God creates us with a desire for oneness.  Oneness with each other and with God.  Yet we struggle with intimacy.  Jesus prayed “that they may be one” in part because our natural tendency is to move away from the depth of oneness that we were created for.

There is a story of a little boy who entered a Sunday school contest in reciting Bible verses.  This little boy happened to be a cripple, a hunchback, who could hardly walk across the stage to recite the verse he had memorized.  As he started to hobble across the stage as best he could, with his terribly humped back, an older boy who had come in off the street thoughtlessly cried out, “Hey, crip, take the pack off your back!’  The little boy broke down in tears, and couldn’t go on.  A man came up out of the audience and stood beside him.  He said, “I don’t know what kind of a person would make fun of a little crippled boy, but I want to tell you who this boy is.  He’s my son, and he’s got more courage than any of you!  And I’m proud of him, because he’s mine!”  And he picked him up in his harms and walked off the stage.

It makes sense to us that God should love Jesus.  But us?  Hunchbacked, crippled, broken, beaten?  God declaring that we are His, loved by Him, and carried through life?  And yet, God does love us individually with the depth of love that He loves His Son.  Astounding!

Years ago the Atlantic Monthly told about superstar tenors Jose Carreras, Placido Domingo, and Luciano Pavarotti performing together in Los Angeles.  The reporter tried to press the issue of competitiveness between the three men.  “You have to put all your concentration into opening your heart to the music,” Domingo said.  “You can’t be rivals when you’re together making music.”

The depth of oneness that Jesus prays for can never be realized or experienced by our efforts.  The source of “oneness” is not in treaties, organizations, mergers, alliances, contracts, associations, church structures, human laws, or anything else we might dream up.  The source of “oneness” is God, reaching to us and loving us through Jesus, that in Him we might be one. 
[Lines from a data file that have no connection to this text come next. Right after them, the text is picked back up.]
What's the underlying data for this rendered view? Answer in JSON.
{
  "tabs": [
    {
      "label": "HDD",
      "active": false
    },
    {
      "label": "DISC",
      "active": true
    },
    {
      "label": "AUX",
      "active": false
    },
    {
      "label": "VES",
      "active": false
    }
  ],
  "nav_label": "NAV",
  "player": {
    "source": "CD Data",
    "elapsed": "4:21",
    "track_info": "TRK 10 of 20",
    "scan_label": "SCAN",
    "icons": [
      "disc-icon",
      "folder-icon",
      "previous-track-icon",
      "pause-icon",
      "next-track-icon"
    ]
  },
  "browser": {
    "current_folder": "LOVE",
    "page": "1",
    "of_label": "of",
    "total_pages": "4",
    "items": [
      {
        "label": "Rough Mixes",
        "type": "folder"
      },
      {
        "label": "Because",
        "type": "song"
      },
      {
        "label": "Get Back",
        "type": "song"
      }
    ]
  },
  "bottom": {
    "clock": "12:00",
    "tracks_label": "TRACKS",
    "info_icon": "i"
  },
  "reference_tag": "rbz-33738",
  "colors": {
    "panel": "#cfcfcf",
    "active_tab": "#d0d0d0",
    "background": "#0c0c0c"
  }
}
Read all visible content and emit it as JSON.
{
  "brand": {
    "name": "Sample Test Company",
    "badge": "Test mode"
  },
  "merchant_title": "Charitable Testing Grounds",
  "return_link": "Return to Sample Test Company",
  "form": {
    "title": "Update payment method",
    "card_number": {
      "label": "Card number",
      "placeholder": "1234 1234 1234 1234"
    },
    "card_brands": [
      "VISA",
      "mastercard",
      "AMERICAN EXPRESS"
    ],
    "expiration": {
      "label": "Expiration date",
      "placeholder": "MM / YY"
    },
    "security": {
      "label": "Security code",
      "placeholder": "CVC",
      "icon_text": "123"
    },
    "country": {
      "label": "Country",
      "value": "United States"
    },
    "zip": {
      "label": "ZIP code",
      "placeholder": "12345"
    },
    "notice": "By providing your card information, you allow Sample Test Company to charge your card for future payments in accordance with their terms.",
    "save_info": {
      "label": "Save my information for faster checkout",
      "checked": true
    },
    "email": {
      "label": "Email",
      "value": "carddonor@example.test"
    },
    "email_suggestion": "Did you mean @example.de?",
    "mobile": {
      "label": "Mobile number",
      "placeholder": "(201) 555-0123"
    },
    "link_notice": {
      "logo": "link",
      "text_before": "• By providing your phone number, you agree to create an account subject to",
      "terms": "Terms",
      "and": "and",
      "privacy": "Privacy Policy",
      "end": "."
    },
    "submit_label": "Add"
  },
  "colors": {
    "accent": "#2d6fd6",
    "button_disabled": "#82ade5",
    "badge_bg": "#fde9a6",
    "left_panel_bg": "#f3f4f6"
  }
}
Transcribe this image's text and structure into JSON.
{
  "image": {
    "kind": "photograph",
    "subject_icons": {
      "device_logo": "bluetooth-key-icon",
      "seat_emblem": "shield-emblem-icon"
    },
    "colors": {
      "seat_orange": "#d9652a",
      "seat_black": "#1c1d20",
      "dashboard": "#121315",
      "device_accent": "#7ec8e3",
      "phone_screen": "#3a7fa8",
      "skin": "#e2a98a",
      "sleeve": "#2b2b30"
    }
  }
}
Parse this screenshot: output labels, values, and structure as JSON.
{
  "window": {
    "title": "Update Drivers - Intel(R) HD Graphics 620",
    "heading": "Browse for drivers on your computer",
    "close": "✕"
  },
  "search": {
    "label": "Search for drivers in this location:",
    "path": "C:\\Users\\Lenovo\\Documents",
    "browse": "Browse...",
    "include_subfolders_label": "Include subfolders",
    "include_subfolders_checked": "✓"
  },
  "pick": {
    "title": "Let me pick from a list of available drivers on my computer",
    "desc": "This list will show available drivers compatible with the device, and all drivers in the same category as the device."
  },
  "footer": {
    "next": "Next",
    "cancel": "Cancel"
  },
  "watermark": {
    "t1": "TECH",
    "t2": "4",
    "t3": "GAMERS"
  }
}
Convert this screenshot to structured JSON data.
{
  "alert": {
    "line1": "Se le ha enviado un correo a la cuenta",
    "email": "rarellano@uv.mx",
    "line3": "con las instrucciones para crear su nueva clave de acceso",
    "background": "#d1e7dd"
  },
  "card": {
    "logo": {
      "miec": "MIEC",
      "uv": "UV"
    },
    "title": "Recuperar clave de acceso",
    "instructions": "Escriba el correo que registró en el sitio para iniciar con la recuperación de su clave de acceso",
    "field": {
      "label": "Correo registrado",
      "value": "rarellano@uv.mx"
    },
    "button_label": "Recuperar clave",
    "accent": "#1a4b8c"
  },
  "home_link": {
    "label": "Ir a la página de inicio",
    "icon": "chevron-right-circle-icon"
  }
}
The more we open our hearts to God and allow ourselves to overwhelmed by His love the greater the depth of our oneness with each other. 
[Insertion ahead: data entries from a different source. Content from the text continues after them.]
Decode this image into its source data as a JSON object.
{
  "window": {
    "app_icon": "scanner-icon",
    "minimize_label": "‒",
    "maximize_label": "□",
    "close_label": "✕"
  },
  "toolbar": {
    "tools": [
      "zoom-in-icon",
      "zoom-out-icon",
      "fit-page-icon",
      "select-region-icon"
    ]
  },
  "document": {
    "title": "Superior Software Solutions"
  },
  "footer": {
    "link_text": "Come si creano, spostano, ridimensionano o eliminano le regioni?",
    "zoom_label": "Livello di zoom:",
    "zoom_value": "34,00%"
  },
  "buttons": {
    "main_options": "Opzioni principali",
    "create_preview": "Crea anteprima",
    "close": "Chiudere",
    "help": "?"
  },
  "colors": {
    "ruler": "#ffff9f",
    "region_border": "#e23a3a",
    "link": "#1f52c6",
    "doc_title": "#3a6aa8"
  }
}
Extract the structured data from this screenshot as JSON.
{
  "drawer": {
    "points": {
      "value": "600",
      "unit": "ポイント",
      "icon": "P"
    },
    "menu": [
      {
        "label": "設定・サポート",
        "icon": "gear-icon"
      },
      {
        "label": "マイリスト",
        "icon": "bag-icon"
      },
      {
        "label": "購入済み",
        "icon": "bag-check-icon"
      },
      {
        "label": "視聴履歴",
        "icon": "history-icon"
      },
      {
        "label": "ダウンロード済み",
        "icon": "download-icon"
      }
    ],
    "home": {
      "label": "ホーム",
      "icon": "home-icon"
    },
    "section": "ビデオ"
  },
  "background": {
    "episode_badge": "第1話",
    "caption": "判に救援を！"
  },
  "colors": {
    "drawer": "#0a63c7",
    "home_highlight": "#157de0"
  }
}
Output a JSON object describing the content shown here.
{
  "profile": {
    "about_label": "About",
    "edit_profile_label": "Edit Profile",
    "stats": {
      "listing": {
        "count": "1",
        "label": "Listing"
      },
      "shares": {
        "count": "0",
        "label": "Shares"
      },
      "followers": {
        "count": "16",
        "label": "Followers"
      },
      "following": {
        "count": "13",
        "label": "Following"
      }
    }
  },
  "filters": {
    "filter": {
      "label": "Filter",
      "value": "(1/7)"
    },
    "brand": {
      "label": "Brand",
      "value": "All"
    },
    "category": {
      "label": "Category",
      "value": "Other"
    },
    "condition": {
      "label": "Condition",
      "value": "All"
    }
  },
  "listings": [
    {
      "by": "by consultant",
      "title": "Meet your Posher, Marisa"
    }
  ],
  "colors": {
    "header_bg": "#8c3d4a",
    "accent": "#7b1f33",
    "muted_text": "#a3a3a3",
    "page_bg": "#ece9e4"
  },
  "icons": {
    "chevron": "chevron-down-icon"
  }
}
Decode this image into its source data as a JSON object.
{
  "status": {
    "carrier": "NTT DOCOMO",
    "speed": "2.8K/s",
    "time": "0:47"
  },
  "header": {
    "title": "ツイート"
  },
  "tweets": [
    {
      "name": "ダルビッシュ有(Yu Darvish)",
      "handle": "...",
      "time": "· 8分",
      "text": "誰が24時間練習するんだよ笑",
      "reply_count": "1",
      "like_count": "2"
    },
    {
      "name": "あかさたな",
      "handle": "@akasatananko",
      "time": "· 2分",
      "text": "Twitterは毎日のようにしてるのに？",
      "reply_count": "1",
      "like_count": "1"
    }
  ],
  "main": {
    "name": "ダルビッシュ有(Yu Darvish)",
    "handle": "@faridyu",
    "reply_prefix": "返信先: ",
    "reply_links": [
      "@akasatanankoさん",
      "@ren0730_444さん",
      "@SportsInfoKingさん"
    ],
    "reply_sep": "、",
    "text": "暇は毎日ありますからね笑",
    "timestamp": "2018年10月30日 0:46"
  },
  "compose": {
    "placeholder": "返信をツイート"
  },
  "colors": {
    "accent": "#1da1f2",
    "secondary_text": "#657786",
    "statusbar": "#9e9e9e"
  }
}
During the construction of Emerson Hall at Harvard University, President Charles Elliot invited psychologist and philosopher William James to suggest a suitable inscription for the stone lintel over the doors of the new home of the philosophy department.

After some reflection, James sent Elliot a line from the Greek Philosopher Protagoras:  “Man is the measure of all things.”

James never heard back from Elliot, so his curiosity was piqued when he spotted artisans working on the scaffold hidden by a canvas.  One morning the scaffold and canvas were gone.  The inscription?  “What is man that Thou art mindful of him?”  (Psalm 8:4)

Between these two lines lies the great distance between the God-centered and the human-centered points of view.  And, one huge reason why we struggle so greatly in our relationships:  Self-centered pride.

Opening our hearts to God means letting go of ourselves.  Our lives must be intentionally focused on growing deeper in our relationship with God, listening, obeying, worshipping, serving, and surrendering to Him for His glory and praise - not ours.  Put God first and every relationship we are in will change. 

It has been said that God’s divine strategy is to make all Christians share one life in one great family and so to make the world, starving for meaningful personal relationships, simply drool with desire.  When God’s “oneness” flows through us, demonstrating what God can do in and through crippled people, the world will know that Jesus really is from God and the only way from man to God.

May we learn to open ourselves to God that the world may drool.